Ne yapmak gerekiyor?
Cildinizdeki pullanmaya karşı yumuşak bir kese yaparsanız, sağlıklı deriyi yüzeye çıkarmaya yardımcı olursunuz. Soğuk algınlığı yüzünden burnunuzun etrafı ya da yanaklarınız kızardıysa alerjik olmayan bir pudra ile yüzünüze renk verebilir ve kırmızılıktan kurtulabilirsiniz. İçeriğinde yeşil çay, lavanta ve papatya bulunan ürünler cildinizin rahatlamasına yardımcı oluyor. Ayrıca cildinizi içten beslediğiniz gibi A, C, E ve B5 vitamini içeren ürünlerle dıştan da besleyebilirsiniz.
● Kilo verdiyseniz
Kilo mu verdiniz? Eğer yavaş ve sağlıklı şekilde kilo verdiyseniz cildiniz bu durumdan etkilenmez. Fakat hızlı kilo kaybettiyseniz üzgünüz çünkü cildiniz yeni vücudunuza alışamayabiliyor. Düşük yağlı ya da yağsız beslenme şekli cildin ihtiyacı olan bazı yağların alınmasını engelliyor. Bu durumda cilt kurumaya ve matlaşmaya başlıyor. Özellikle ayak tabanları, dirsekler kuruyor ve sertleşiyor. Uzun süreli detoks diyetleri ya da tek besinli diyetler yapıldığında ciltte aynı sorunlar gözleniyor.
Ne yapmak gerekiyor?
Eğer kilo almadan cildinizin eski parlak günlerine dönmesini istiyorsanız, sabahları bir kase müslinin içine bir yemek kaşığı avokado ekleyebilirsiniz. Aynı zamanda haftada üç ya da dört defa balık tüketmek de cildinizin parlamasına yardımcı oluyor. Omega 3 ve Omega 6 yağları sayesinde cilt zarı güçleniyor, cildin daha genç görünmesini sağlanıyor ve kırışıklıklar azalıyor.

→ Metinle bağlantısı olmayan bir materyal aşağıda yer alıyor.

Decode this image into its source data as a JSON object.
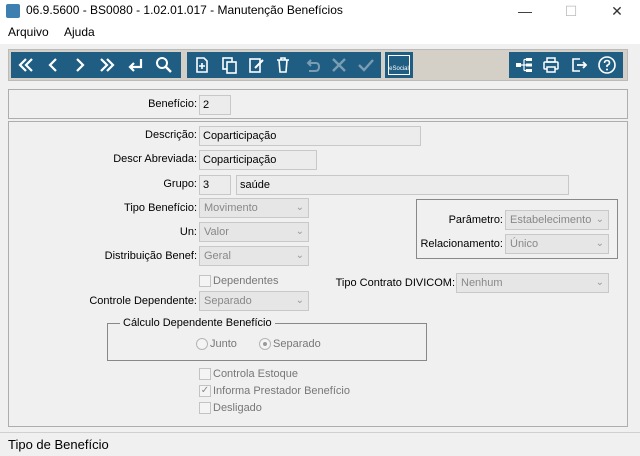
{
  "window": {
    "title": "06.9.5600 - BS0080 - 1.02.01.017 - Manutenção Benefícios",
    "minimize": "—",
    "maximize": "☐",
    "close": "✕"
  },
  "menu": [
    "Arquivo",
    "Ajuda"
  ],
  "toolbar": {
    "nav": [
      "first-icon",
      "previous-icon",
      "next-icon",
      "last-icon",
      "goto-icon",
      "search-icon"
    ],
    "edit": [
      "add-icon",
      "copy-icon",
      "edit-icon",
      "delete-icon",
      "undo-icon",
      "cancel-icon",
      "save-icon"
    ],
    "esocial_label": "eSocial",
    "right": [
      "hierarchy-icon",
      "print-icon",
      "exit-icon",
      "help-icon"
    ]
  },
  "form": {
    "beneficio_label": "Benefício:",
    "beneficio_value": "2",
    "descricao_label": "Descrição:",
    "descricao_value": "Coparticipação",
    "descr_abrev_label": "Descr Abreviada:",
    "descr_abrev_value": "Coparticipação",
    "grupo_label": "Grupo:",
    "grupo_code": "3",
    "grupo_desc": "saúde",
    "tipo_beneficio_label": "Tipo Benefício:",
    "tipo_beneficio_value": "Movimento",
    "un_label": "Un:",
    "un_value": "Valor",
    "distribuicao_label": "Distribuição Benef:",
    "distribuicao_value": "Geral",
    "dependentes_label": "Dependentes",
    "controle_dep_label": "Controle Dependente:",
    "controle_dep_value": "Separado",
    "parametro_label": "Parâmetro:",
    "parametro_value": "Estabelecimento",
    "relacionamento_label": "Relacionamento:",
    "relacionamento_value": "Único",
    "tipo_contrato_label": "Tipo Contrato DIVICOM:",
    "tipo_contrato_value": "Nenhum",
    "calculo_title": "Cálculo Dependente Benefício",
    "radio_junto": "Junto",
    "radio_separado": "Separado",
    "controla_estoque": "Controla Estoque",
    "informa_prestador": "Informa Prestador Benefício",
    "desligado": "Desligado"
  },
  "status": "Tipo de Benefício"
}
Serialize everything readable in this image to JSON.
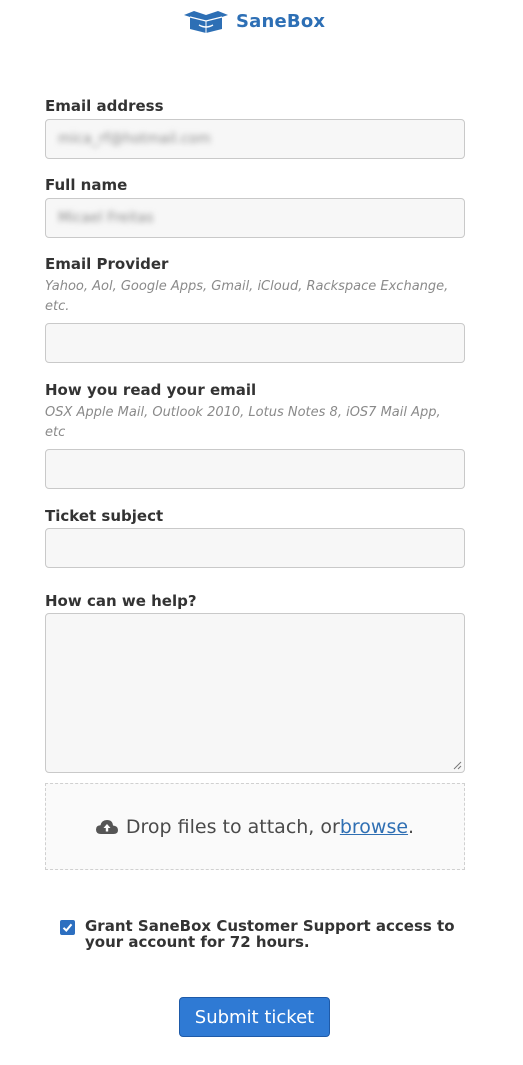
{
  "brand": {
    "name": "SaneBox",
    "color": "#2d6fb5",
    "icon": "sanebox-box-icon"
  },
  "fields": {
    "email": {
      "label": "Email address",
      "value": "mica_rf@hotmail.com"
    },
    "full_name": {
      "label": "Full name",
      "value": "Micael Freitas"
    },
    "provider": {
      "label": "Email Provider",
      "hint": "Yahoo, Aol, Google Apps, Gmail, iCloud, Rackspace Exchange, etc.",
      "value": ""
    },
    "client": {
      "label": "How you read your email",
      "hint": "OSX Apple Mail, Outlook 2010, Lotus Notes 8, iOS7 Mail App, etc",
      "value": ""
    },
    "subject": {
      "label": "Ticket subject",
      "value": ""
    },
    "help": {
      "label": "How can we help?",
      "value": ""
    }
  },
  "dropzone": {
    "text": "Drop files to attach, or ",
    "link": "browse",
    "suffix": ".",
    "icon": "cloud-upload-icon"
  },
  "consent": {
    "checked": true,
    "text": "Grant SaneBox Customer Support access to your account for 72 hours."
  },
  "submit": {
    "label": "Submit ticket",
    "color": "#2f7ad4"
  }
}
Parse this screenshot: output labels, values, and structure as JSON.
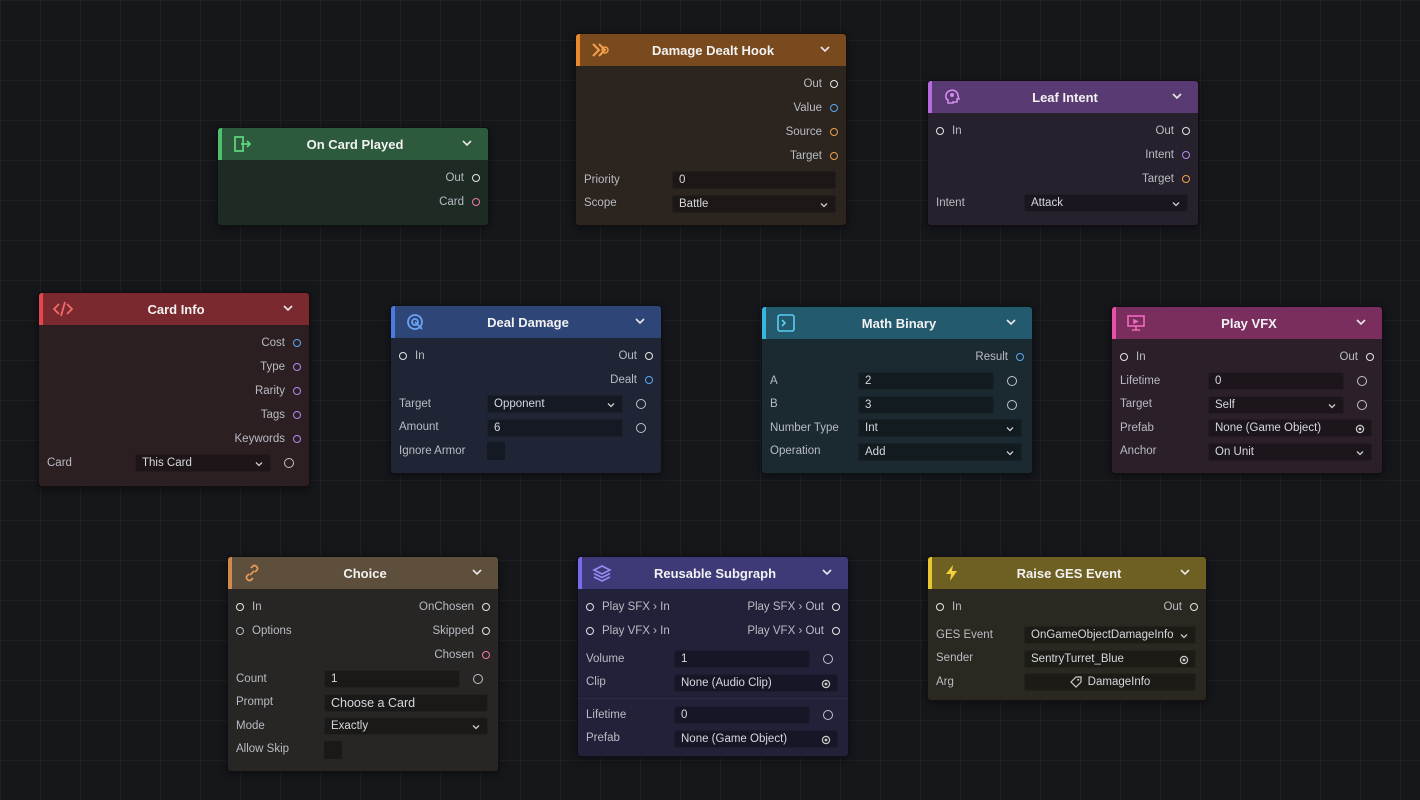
{
  "colors": {
    "canvas": "#15171b",
    "port_white": "#e6e6e6",
    "port_blue": "#5aa7f0",
    "port_purple": "#b58cf0",
    "port_orange": "#f0a04b",
    "port_pink": "#f07aa8"
  },
  "nodes": {
    "damage_hook": {
      "title": "Damage Dealt Hook",
      "icon": "hook-icon",
      "outputs": [
        "Out",
        "Value",
        "Source",
        "Target"
      ],
      "priority_label": "Priority",
      "priority_value": "0",
      "scope_label": "Scope",
      "scope_value": "Battle"
    },
    "leaf_intent": {
      "title": "Leaf Intent",
      "icon": "brain-icon",
      "in_label": "In",
      "outputs": [
        "Out",
        "Intent",
        "Target"
      ],
      "intent_label": "Intent",
      "intent_value": "Attack"
    },
    "card_played": {
      "title": "On Card Played",
      "icon": "exit-door-icon",
      "outputs": [
        "Out",
        "Card"
      ]
    },
    "card_info": {
      "title": "Card Info",
      "icon": "code-icon",
      "outputs": [
        "Cost",
        "Type",
        "Rarity",
        "Tags",
        "Keywords"
      ],
      "card_label": "Card",
      "card_value": "This Card"
    },
    "deal_damage": {
      "title": "Deal Damage",
      "icon": "target-icon",
      "in_label": "In",
      "outputs": [
        "Out",
        "Dealt"
      ],
      "target_label": "Target",
      "target_value": "Opponent",
      "amount_label": "Amount",
      "amount_value": "6",
      "ignore_armor_label": "Ignore Armor"
    },
    "math_binary": {
      "title": "Math Binary",
      "icon": "terminal-icon",
      "result_label": "Result",
      "a_label": "A",
      "a_value": "2",
      "b_label": "B",
      "b_value": "3",
      "number_type_label": "Number Type",
      "number_type_value": "Int",
      "operation_label": "Operation",
      "operation_value": "Add"
    },
    "play_vfx": {
      "title": "Play VFX",
      "icon": "presentation-icon",
      "in_label": "In",
      "out_label": "Out",
      "lifetime_label": "Lifetime",
      "lifetime_value": "0",
      "target_label": "Target",
      "target_value": "Self",
      "prefab_label": "Prefab",
      "prefab_value": "None (Game Object)",
      "anchor_label": "Anchor",
      "anchor_value": "On Unit"
    },
    "choice": {
      "title": "Choice",
      "icon": "link-icon",
      "in_label": "In",
      "options_label": "Options",
      "outputs": [
        "OnChosen",
        "Skipped",
        "Chosen"
      ],
      "count_label": "Count",
      "count_value": "1",
      "prompt_label": "Prompt",
      "prompt_value": "Choose a Card",
      "mode_label": "Mode",
      "mode_value": "Exactly",
      "allow_skip_label": "Allow Skip"
    },
    "subgraph": {
      "title": "Reusable Subgraph",
      "icon": "layers-icon",
      "sfx_in": "Play SFX › In",
      "sfx_out": "Play SFX › Out",
      "vfx_in": "Play VFX › In",
      "vfx_out": "Play VFX › Out",
      "volume_label": "Volume",
      "volume_value": "1",
      "clip_label": "Clip",
      "clip_value": "None (Audio Clip)",
      "lifetime_label": "Lifetime",
      "lifetime_value": "0",
      "prefab_label": "Prefab",
      "prefab_value": "None (Game Object)"
    },
    "ges_event": {
      "title": "Raise GES Event",
      "icon": "lightning-icon",
      "in_label": "In",
      "out_label": "Out",
      "event_label": "GES Event",
      "event_value": "OnGameObjectDamageInfo",
      "sender_label": "Sender",
      "sender_value": "SentryTurret_Blue",
      "arg_label": "Arg",
      "arg_value": "DamageInfo"
    }
  }
}
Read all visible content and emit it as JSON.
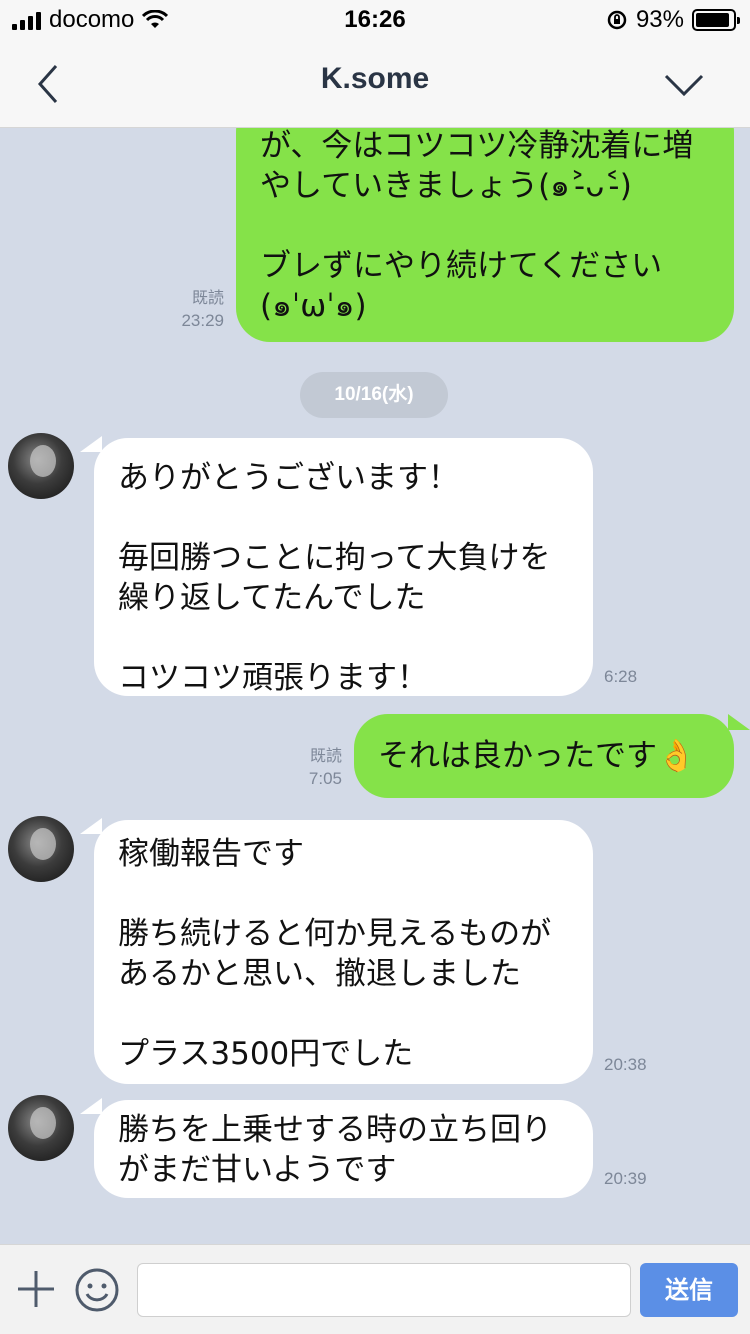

Bu nedenle beslenmenizde Omega 3 içeren yağlı balıklar ve deniz ürünleri (özellikle uskumru, sardalya, hamsi ve somon), ceviz, badem, soya filizi, kuru fasulye, soya fasulyesi, nohut, mısır, mısır unu, keten tohumu yağı, tatlı patates, marul, lahana, brokoli ve yeşil yapraklı sebzelere bol bol yer vermelisiniz. Omega 6 ise ayçiçeği, mısır, soya ile tahıl ürünlerinde bulunuyor.